On the other hand, while the bulk of exports still comes from oil, Kazakhstan has been trying to diversify its exports with the goal to increase its non-commodity exports to $41 billion by 2025. In 2020, Kazakhstan’s exports in services only accounted for 10.8% of exports in commodities (USD$5bn vs. USD$46.4bn), with the majority exporting to China, Italy, Russia, and the Netherlands. The Kazakh Ministry of Trade and Integration has launched a couple of policy instruments to boost trade relations between Kazakh enterprises and potential importers, traders, and distributors; for instance, the export accelerator program directed 35 Kazakh companies to the market of China via B2B meetings in 2020. Nonetheless, the supply chain disruption in the past two years due to the Covid-19 pandemic has presented tough challenges in logistics. Hence the formation of convenient logistics routes might bring positive spillovers to exports, particularly along the Belt-and-Road (BRI). It is estimated that a reduction in shipment time is usually critical to the energy sector but can benefit non-oil exports even more, precisely those time-sensitive inputs. Besides, aligning exports with this trend depends on the government’s effectiveness in implementing complementary reforms that encourage supply, as well as on the number of adequate foreign investors with the requisite technology to produce competitively.
So far, Kazakhstan has established 13 special economic zones and 23 industrial zones with the necessary infrastructure, legal framework, and special benefits and tax incentives to attract investors. It was ranked 25th in the Ease of Doing Business among 190 countries in 2019, ahead of big economies like China and Japan and most European and ASEAN countries. FDI, or foreign direct investment, though not a direct component of GDP, is one of the most significant sources of capital inflows, an integral part of an open and effective international economic system, and a major catalyst to development, especially for developing countries and emerging market economies. The Kazakh government recently approved a new investment policy concept in June 2022, aiming to bring the level of investment in fixed assets to 25.1% of GDP and increase the inflow of foreign direct investment to $25.5 billion as early as 2026. “It is necessary to expand the sources of financing of investment projects in non-resource sectors of the economy,” said Alikhan Smailov, the Prime Minister. The long-term plan is to reap the benefits of FDI, such as improving labor productivity, increasing the volume and complexity of exports, developing new production facilities for higher value-added products, and gradually localizing production. Last year, Kazakhstan’s FDI volume doubled, with capital coming primarily from the Netherlands, the US, Switzerland, and China.

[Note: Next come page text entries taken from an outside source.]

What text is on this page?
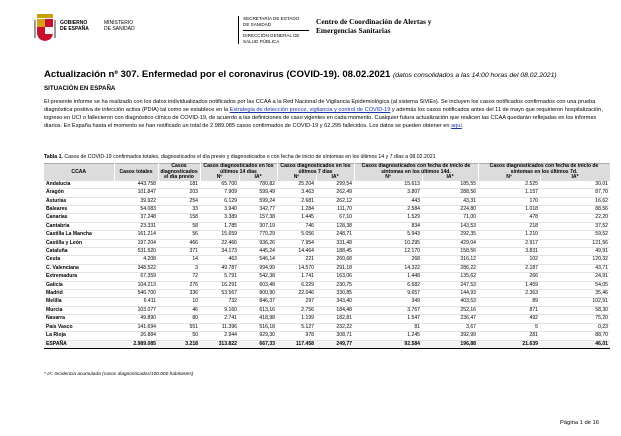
GOBIERNO
DE ESPAÑA
MINISTERIO
DE SANIDAD
SECRETARÍA DE ESTADO
DE SANIDAD
DIRECCIÓN GENERAL DE
SALUD PÚBLICA
Centro de Coordinación de Alertas y
Emergencias Sanitarias
Actualización nº 307. Enfermedad por el coronavirus (COVID-19). 08.02.2021 (datos consolidados a las 14:00 horas del 08.02.2021)
SITUACIÓN EN ESPAÑA
El presente informe se ha realizado con los datos individualizados notificados por las CCAA a la Red Nacional de Vigilancia Epidemiológica (al sistema SiViEs). Se incluyen los casos notificados confirmados con una prueba diagnóstica positiva de infección activa (PDIA) tal como se establece en la Estrategia de detección precoz, vigilancia y control de COVID-19 y además los casos notificados antes del 11 de mayo que requirieron hospitalización, ingreso en UCI o fallecieron con diagnóstico clínico de COVID-19, de acuerdo a las definiciones de caso vigentes en cada momento. Cualquier futura actualización que realicen las CCAA quedarán reflejadas en los informes diarios. En España hasta el momento se han notificado un total de 2.989.085 casos confirmados de COVID-19 y 62.295 fallecidos. Los datos se pueden obtener en aquí.
Tabla 1. Casos de COVID-19 confirmados totales, diagnosticados el día previo y diagnosticados o con fecha de inicio de síntomas en los últimos 14 y 7 días a 08.02.2021
CCAA	Casos totales	Casos diagnosticados el día previo	Casos diagnosticados en los últimos 14 días		Casos diagnosticados en los últimos 7 días		Casos diagnosticados con fecha de inicio de síntomas en los últimos 14d.		Casos diagnosticados con fecha de inicio de síntomas en los últimos 7d.	
			Nº	IA*	Nº	IA*	Nº	IA*	Nº	IA*
Andalucía	443.758	181	65.700	780,82	25.204	299,54	15.613	185,55	2.525	30,01
Aragón	101.847	203	7.909	599,49	3.463	262,49	3.807	288,56	1.157	87,70
Asturias	39.922	254	6.129	599,24	2.681	262,12	443	43,31	170	16,62
Baleares	54.083	33	3.940	342,77	1.284	111,70	2.584	224,80	1.018	88,56
Canarias	37.248	158	3.389	157,38	1.445	67,10	1.529	71,00	478	22,20
Cantabria	23.331	58	1.785	307,19	746	128,38	834	143,53	218	37,52
Castilla La Mancha	161.214	56	15.659	770,29	5.056	248,71	5.943	292,35	1.210	59,52
Castilla y León	197.204	466	22.466	936,26	7.954	331,48	10.295	429,04	2.917	121,56
Cataluña	531.520	371	34.173	445,24	14.464	188,45	12.170	158,56	3.831	49,91
Ceuta	4.208	14	463	546,14	221	260,68	268	316,12	102	120,32
C. Valenciana	348.522	3	49.787	994,99	14.570	291,18	14.322	286,22	2.187	43,71
Extremadura	67.359	72	5.791	542,38	1.741	163,06	1.448	135,62	266	24,91
Galicia	104.213	276	16.291	603,48	6.229	230,75	6.682	247,53	1.459	54,05
Madrid	546.700	336	53.567	800,90	22.046	330,85	9.657	144,93	2.363	35,46
Melilla	6.411	10	732	846,37	297	343,40	349	403,53	89	102,91
Murcia	103.077	46	9.160	613,16	2.756	184,48	3.767	252,16	871	58,30
Navarra	49.890	80	2.741	418,98	1.199	182,81	1.547	236,47	492	75,20
País Vasco	141.694	551	11.396	516,18	5.127	232,22	81	3,67	5	0,23
La Rioja	26.884	50	2.944	929,30	978	308,71	1.245	392,99	281	88,70
ESPAÑA	2.989.085	3.218	313.822	667,33	117.458	249,77	92.584	196,88	21.639	46,01
* IA: Incidencia acumulada (casos diagnosticados/100.000 habitantes)
Página 1 de 16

After all, under the global shadow of low economic growth, unyielding inflation, and interest rate hikes, compounded by the Russia-Ukraine geopolitical crisis and the aftershocks of the pandemic, it is not likely the case – at least in the coming years – that Kazakhstan will easily accomplish its 2050 Strategy and squeeze into the top 30 global economies. Yet one thing is for sure; the country has never been more open than it is today.